Não lhe conheço
A Virginia era uma mulher que nutria grande desprezo e um pouco de ódio ao marido. Tinha casado naqueles termos de conluio de pais, prometida desde pequena para um futuro mórbido.
Logo depois da lua de mel, o marido bruto arrumou emprego de caminhoneiro, levando a madeira extraída na região até o Rio Uruguai. Uma viagem de uma semana no máximo e o dito cujo levava um mês para voltar para casa, e voltava sem dinheiro. Nos primeiros anos de casamento tudo era muito amoroso e fácil, mas depois das chegadas imprevistas e longas ausências a Virginia tinha quase um asco ao escutar o ronco do caminhão estacionando na porta da sua casa.
Era como se ela recebesse um estranho, que comia, bebia, trazia um fardo de roupa suja e outro de roupas que ela não sabia de quem eram e que recendiam a bebida e perfume barato. E depois ainda queria o sexo com ela, como se estivesse com saudades. Sentia-se usada e quase sozinha não fosse o trabalho que tinha arranjado na casa de uma patroa rica para poder sustentar-se.
E quando o marido lhe perguntava como é que ela conseguia as coisas para dentro de casa ainda dizia que mulher dele não precisava trabalhar.
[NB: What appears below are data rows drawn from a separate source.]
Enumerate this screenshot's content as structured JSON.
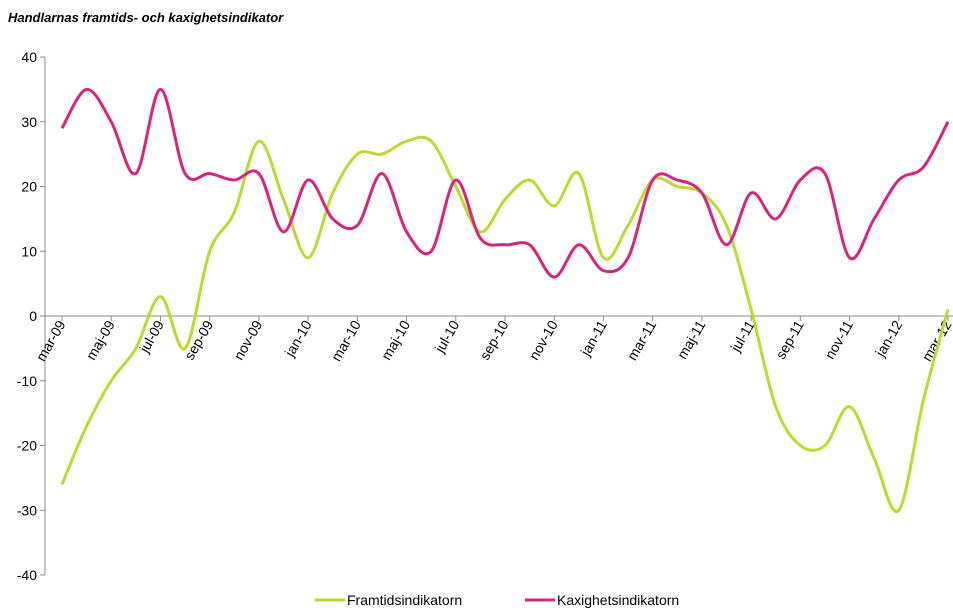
{
  "chart_data": {
    "type": "line",
    "title": "Handlarnas framtids- och kaxighetsindikator",
    "categories": [
      "mar-09",
      null,
      "maj-09",
      null,
      "jul-09",
      null,
      "sep-09",
      null,
      "nov-09",
      null,
      "jan-10",
      null,
      "mar-10",
      null,
      "maj-10",
      null,
      "jul-10",
      null,
      "sep-10",
      null,
      "nov-10",
      null,
      "jan-11",
      null,
      "mar-11",
      null,
      "maj-11",
      null,
      "jul-11",
      null,
      "sep-11",
      null,
      "nov-11",
      null,
      "jan-12",
      null,
      "mar-12"
    ],
    "series": [
      {
        "name": "Framtidsindikatorn",
        "color": "#bfd730",
        "values": [
          -26,
          -17,
          -10,
          -5,
          3,
          -5,
          10,
          16,
          27,
          18,
          9,
          19,
          25,
          25,
          27,
          27,
          20,
          13,
          18,
          21,
          17,
          22,
          9,
          14,
          21,
          20,
          19,
          14,
          1,
          -14,
          -20,
          -20,
          -14,
          -22,
          -30,
          -13,
          1
        ]
      },
      {
        "name": "Kaxighetsindikatorn",
        "color": "#d6257f",
        "values": [
          29,
          35,
          30,
          22,
          35,
          22,
          22,
          21,
          22,
          13,
          21,
          15,
          14,
          22,
          13,
          10,
          21,
          12,
          11,
          11,
          6,
          11,
          7,
          9,
          21,
          21,
          19,
          11,
          19,
          15,
          21,
          22,
          9,
          15,
          21,
          23,
          30
        ]
      }
    ],
    "ylim": [
      -40,
      40
    ],
    "yticks": [
      -40,
      -30,
      -20,
      -10,
      0,
      10,
      20,
      30,
      40
    ],
    "legend": "bottom"
  }
}
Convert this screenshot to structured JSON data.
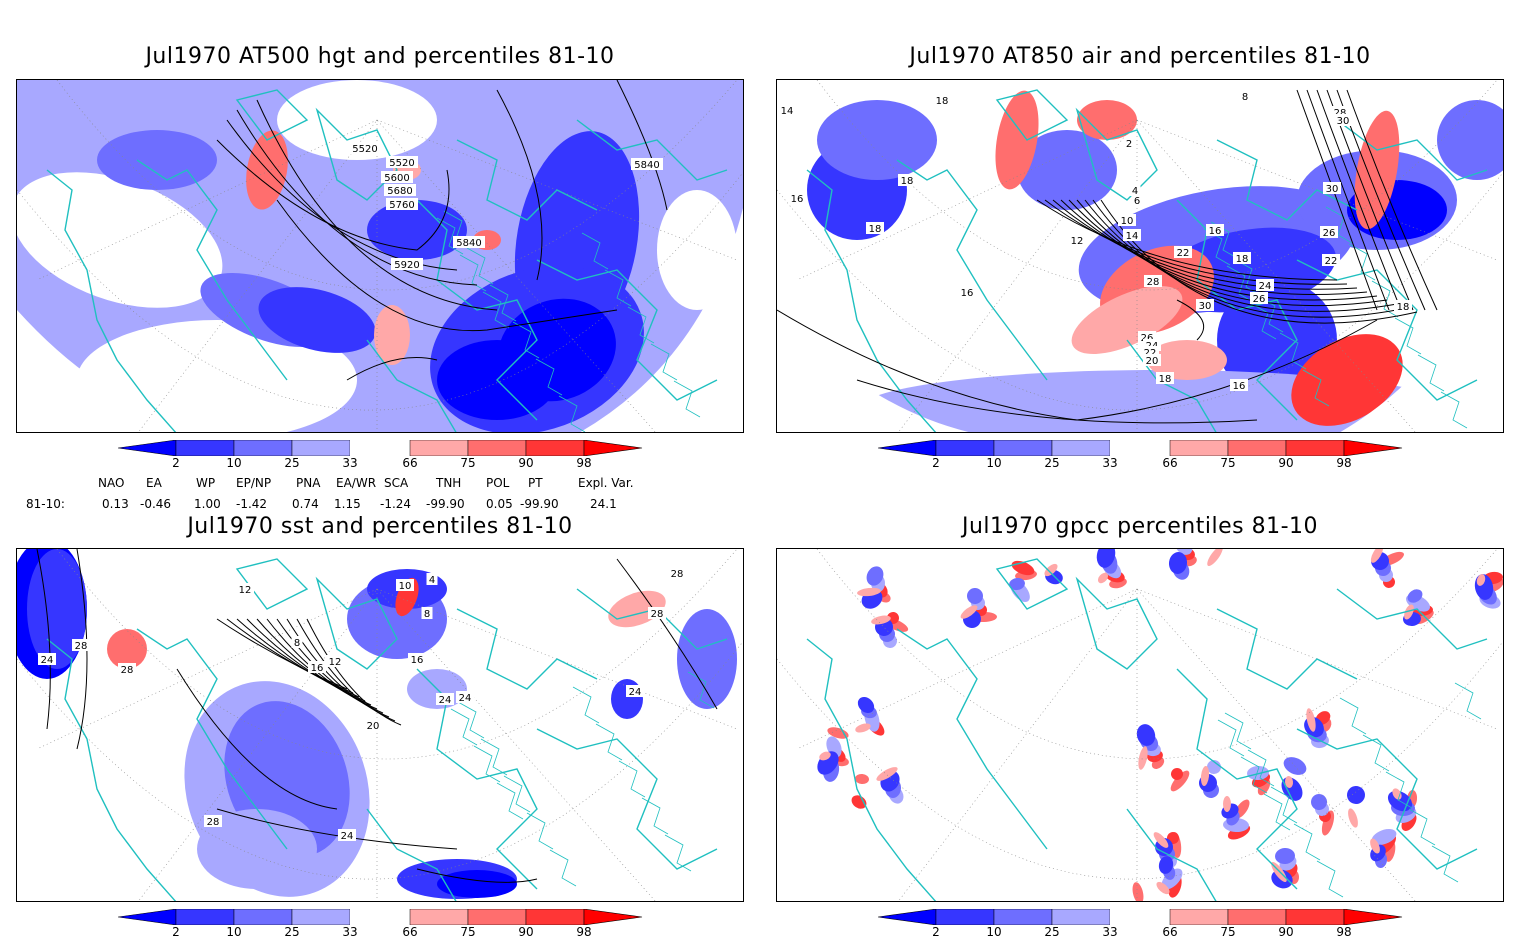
{
  "panels": [
    {
      "title": "Jul1970 AT500 hgt and percentiles 81-10",
      "contour_labels": [
        "5520",
        "5520",
        "5600",
        "5680",
        "5760",
        "5840",
        "5920",
        "5840"
      ]
    },
    {
      "title": "Jul1970 AT850 air and percentiles 81-10",
      "contour_labels": [
        "14",
        "18",
        "18",
        "18",
        "16",
        "16",
        "12",
        "10",
        "14",
        "16",
        "18",
        "22",
        "28",
        "30",
        "26",
        "24",
        "22",
        "20",
        "18",
        "16",
        "24",
        "26",
        "22",
        "30",
        "28",
        "30",
        "26",
        "18",
        "8",
        "2",
        "4",
        "6"
      ]
    },
    {
      "title": "Jul1970 sst and percentiles 81-10",
      "contour_labels": [
        "24",
        "28",
        "28",
        "12",
        "8",
        "12",
        "16",
        "16",
        "20",
        "24",
        "24",
        "28",
        "28",
        "24",
        "28",
        "24",
        "8",
        "10",
        "4"
      ]
    },
    {
      "title": "Jul1970 gpcc percentiles 81-10",
      "contour_labels": []
    }
  ],
  "colorbar": {
    "labels": [
      "2",
      "10",
      "25",
      "33",
      "66",
      "75",
      "90",
      "98"
    ],
    "colors": {
      "below2": "#0000ff",
      "b2_10": "#3636ff",
      "b10_25": "#6e6eff",
      "b25_33": "#a8a8ff",
      "b33_66": "#ffffff",
      "b66_75": "#ffa8a8",
      "b75_90": "#ff6e6e",
      "b90_98": "#ff3636",
      "above98": "#ff0000"
    }
  },
  "indices": {
    "headers": [
      "NAO",
      "EA",
      "WP",
      "EP/NP",
      "PNA",
      "EA/WR",
      "SCA",
      "TNH",
      "POL",
      "PT",
      "Expl. Var."
    ],
    "row_label": "81-10:",
    "values": [
      "0.13",
      "-0.46",
      "1.00",
      "-1.42",
      "0.74",
      "1.15",
      "-1.24",
      "-99.90",
      "0.05",
      "-99.90",
      "24.1"
    ]
  },
  "colors": {
    "coast": "#20c0c0",
    "contour": "#000000",
    "grid": "#888888"
  }
}
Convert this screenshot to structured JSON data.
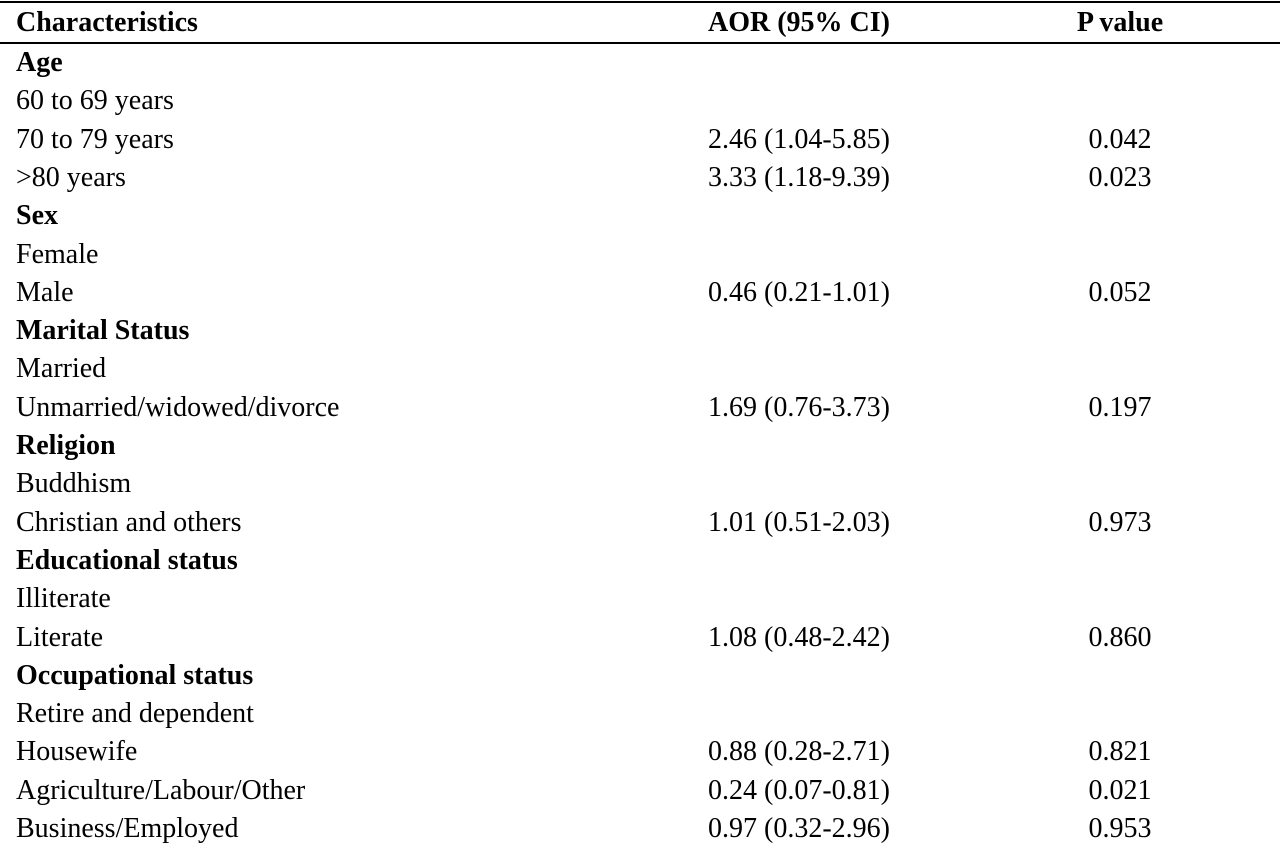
{
  "table": {
    "headers": {
      "characteristics": "Characteristics",
      "aor": "AOR (95% CI)",
      "p_value": "P value"
    },
    "rows": [
      {
        "type": "group",
        "label": "Age",
        "aor": "",
        "p": ""
      },
      {
        "type": "item",
        "label": "60 to 69 years",
        "aor": "",
        "p": ""
      },
      {
        "type": "item",
        "label": "70 to 79 years",
        "aor": "2.46 (1.04-5.85)",
        "p": "0.042"
      },
      {
        "type": "item",
        "label": ">80 years",
        "aor": "3.33 (1.18-9.39)",
        "p": "0.023"
      },
      {
        "type": "group",
        "label": "Sex",
        "aor": "",
        "p": ""
      },
      {
        "type": "item",
        "label": "Female",
        "aor": "",
        "p": ""
      },
      {
        "type": "item",
        "label": "Male",
        "aor": "0.46 (0.21-1.01)",
        "p": "0.052"
      },
      {
        "type": "group",
        "label": "Marital Status",
        "aor": "",
        "p": ""
      },
      {
        "type": "item",
        "label": "Married",
        "aor": "",
        "p": ""
      },
      {
        "type": "item",
        "label": "Unmarried/widowed/divorce",
        "aor": "1.69 (0.76-3.73)",
        "p": "0.197"
      },
      {
        "type": "group",
        "label": "Religion",
        "aor": "",
        "p": ""
      },
      {
        "type": "item",
        "label": "Buddhism",
        "aor": "",
        "p": ""
      },
      {
        "type": "item",
        "label": "Christian and others",
        "aor": "1.01 (0.51-2.03)",
        "p": "0.973"
      },
      {
        "type": "group",
        "label": "Educational status",
        "aor": "",
        "p": ""
      },
      {
        "type": "item",
        "label": "Illiterate",
        "aor": "",
        "p": ""
      },
      {
        "type": "item",
        "label": "Literate",
        "aor": "1.08 (0.48-2.42)",
        "p": "0.860"
      },
      {
        "type": "group",
        "label": "Occupational status",
        "aor": "",
        "p": ""
      },
      {
        "type": "item",
        "label": "Retire and dependent",
        "aor": "",
        "p": ""
      },
      {
        "type": "item",
        "label": "Housewife",
        "aor": "0.88 (0.28-2.71)",
        "p": "0.821"
      },
      {
        "type": "item",
        "label": "Agriculture/Labour/Other",
        "aor": "0.24 (0.07-0.81)",
        "p": "0.021"
      },
      {
        "type": "item",
        "label": "Business/Employed",
        "aor": "0.97 (0.32-2.96)",
        "p": "0.953"
      }
    ]
  }
}
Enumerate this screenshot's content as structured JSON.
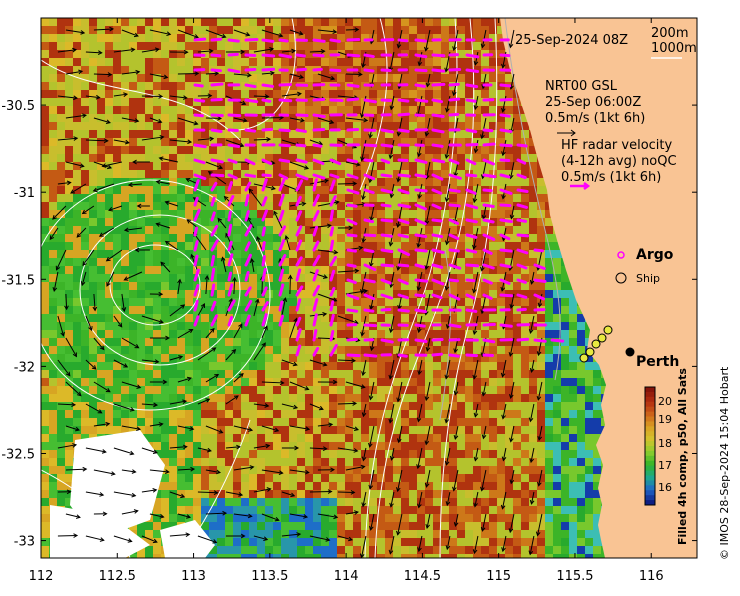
{
  "map": {
    "timestamp": "25-Sep-2024 08Z",
    "legend_isobaths": [
      "200m",
      "1000m"
    ],
    "gsl": {
      "title": "NRT00 GSL",
      "time": "25-Sep 06:00Z",
      "scale": "0.5m/s (1kt 6h)"
    },
    "hf": {
      "title": "HF radar velocity",
      "sub": "(4-12h avg) noQC",
      "scale": "0.5m/s (1kt 6h)"
    },
    "markers": {
      "argo": "Argo",
      "ship": "Ship",
      "city": "Perth"
    },
    "colorbar": {
      "title": "Filled 4h comp, p50, All Sats",
      "ticks": [
        "20",
        "19",
        "18",
        "17",
        "16"
      ]
    },
    "credit": "© IMOS 28-Sep-2024 15:04 Hobart",
    "x_ticks": [
      "112",
      "112.5",
      "113",
      "113.5",
      "114",
      "114.5",
      "115",
      "115.5",
      "116"
    ],
    "y_ticks": [
      "-30.5",
      "-31",
      "-31.5",
      "-32",
      "-32.5",
      "-33"
    ],
    "extent": {
      "lon": [
        112,
        116.3
      ],
      "lat": [
        -33.1,
        -30.0
      ]
    },
    "colors": {
      "land": "#f9c494",
      "hf_arrows": "#ff00ff",
      "gsl_arrows": "#000000",
      "isobath": "#ffffff",
      "ocean_hot": "#b0330f",
      "ocean_cool": "#27b02a"
    }
  }
}
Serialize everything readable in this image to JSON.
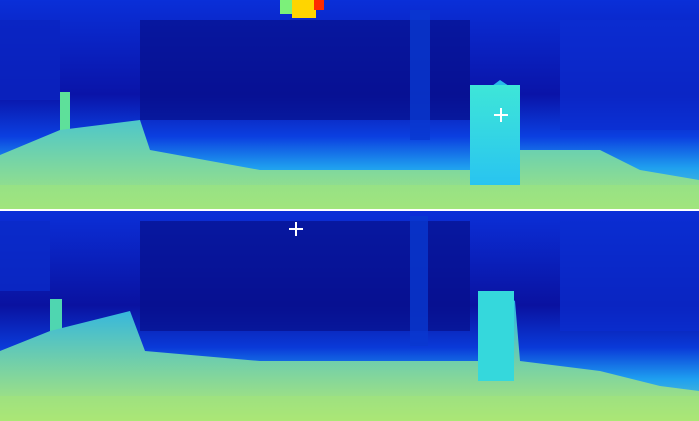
{
  "image": {
    "panels": [
      {
        "name": "depth-map-top",
        "colormap": "jet",
        "marker": "plus"
      },
      {
        "name": "depth-map-bottom",
        "colormap": "jet",
        "marker": "plus"
      }
    ],
    "colors": {
      "far": "#00009a",
      "mid": "#0a3df0",
      "near": "#2fb5e8",
      "closest": "#b8e86a",
      "hot": "#ff2a00",
      "marker": "#ffffff"
    }
  }
}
Ficava muito nervoso quando ela então lhe pedia dinheiro para os suprimentos, indo embora no seu caminhão assim, sem eira nem beira e sem adeus. Isso era um alívio à Virginia, que adotou então esse método assim que o marido chegava a casa. Mas como nada dura para sempre, o homem passou de emburrado e fugido para surdo temporariamente, pois na cama queria que ela lhe sussurrasse indecências em seu ouvido.
Tinha que tomar uma atitude. Não aguentava mais a presença daquele machista infame e naquele mês de marido ausente, pensou, pensou e chegou à conclusão de que era necessário um pouco de burrice e um tanto de loucura. O plano era perfeito. Pela primeira vez na vida esperava o dito cujo com uma ansiedade de cão esfomeado.
Então chegou o dia mais feliz da vida da Virginia que segurando o riso para dar cabo ao plano não abriu a porta quando o marido chegou, ao contrário, foi lá rapidamente e fechou à tranca. O homem, notando a porta fechada, tentou girar a maçaneta sem sucesso e como não tinha as chaves - pois que a mulher lhe abria antes mesmo de ele desligar o caminhão - começou a bater na porta. Bateu tanto que considerou a hipótese de ela não estar lá para abrir. Ficou esperando algum tempo, tempo que considerou uma afronta quando, num rompante a porta se abriu e num esgar de louca a mulher lhe pediu: “Sim?”
Como “sim”? Ele queria entrar e ela não deixou. No segundo em que ele fora praticamente enxotado da soleira foi que percebeu que a mulher estava vestida com as roupas dele e com os cabelos imundos de farinha. Aquela visão lhe assustou e pensou por um momento que tinha errado de casa, mas logo recobrou o raciocínio e a chamou de “meu amor”.
“Não lhe conheço!” Disse a Virginia com uma risada de hiena e em seguida fechou a porta a tranco.
O marido bateu de novo e foi advertido de que se ele insistisse, ela chamaria o delegado e gritaria aos vizinhos que fossem acudi-la. Virginia com as costas na porta segurava a mão em sua boca para que ele não ouvisse o riso de vencedora. Fechou os olhos e desfrutou com deleite o rugido do motor e o bufar do marido indo embora.
E assim ela procedeu por uma semana a fio: aparecia ao marido cada vez pior em sua aparência. Na quinta-feira pôs uns óculos emprestados da patroa e vestes muito maiores que seu número e na sexta-feira apareceu com os cabelos vermelhos. E todas as vezes que atendia a porta, dizia:
“De novo o senhor? Eu não lhe conheço!”
O marido partiu e dessa vez ficou seis meses fora de casa, e quando voltou Virginia procedeu exatamente como antes e o enxotou porta afora.
No dia seguinte reaparecia o marido com mais três pessoas vestidas de branco. Arrombaram a porta, seguraram a Virginia e meteram uma injeção em seu braço que custou a cicatrizar. Ela acordou numa cama, com os braços e as pernas amarrados à cama, totalmente inerte. Ouviu da boca do marido o veredito do seu plano falho: “Claro que você me conhece.”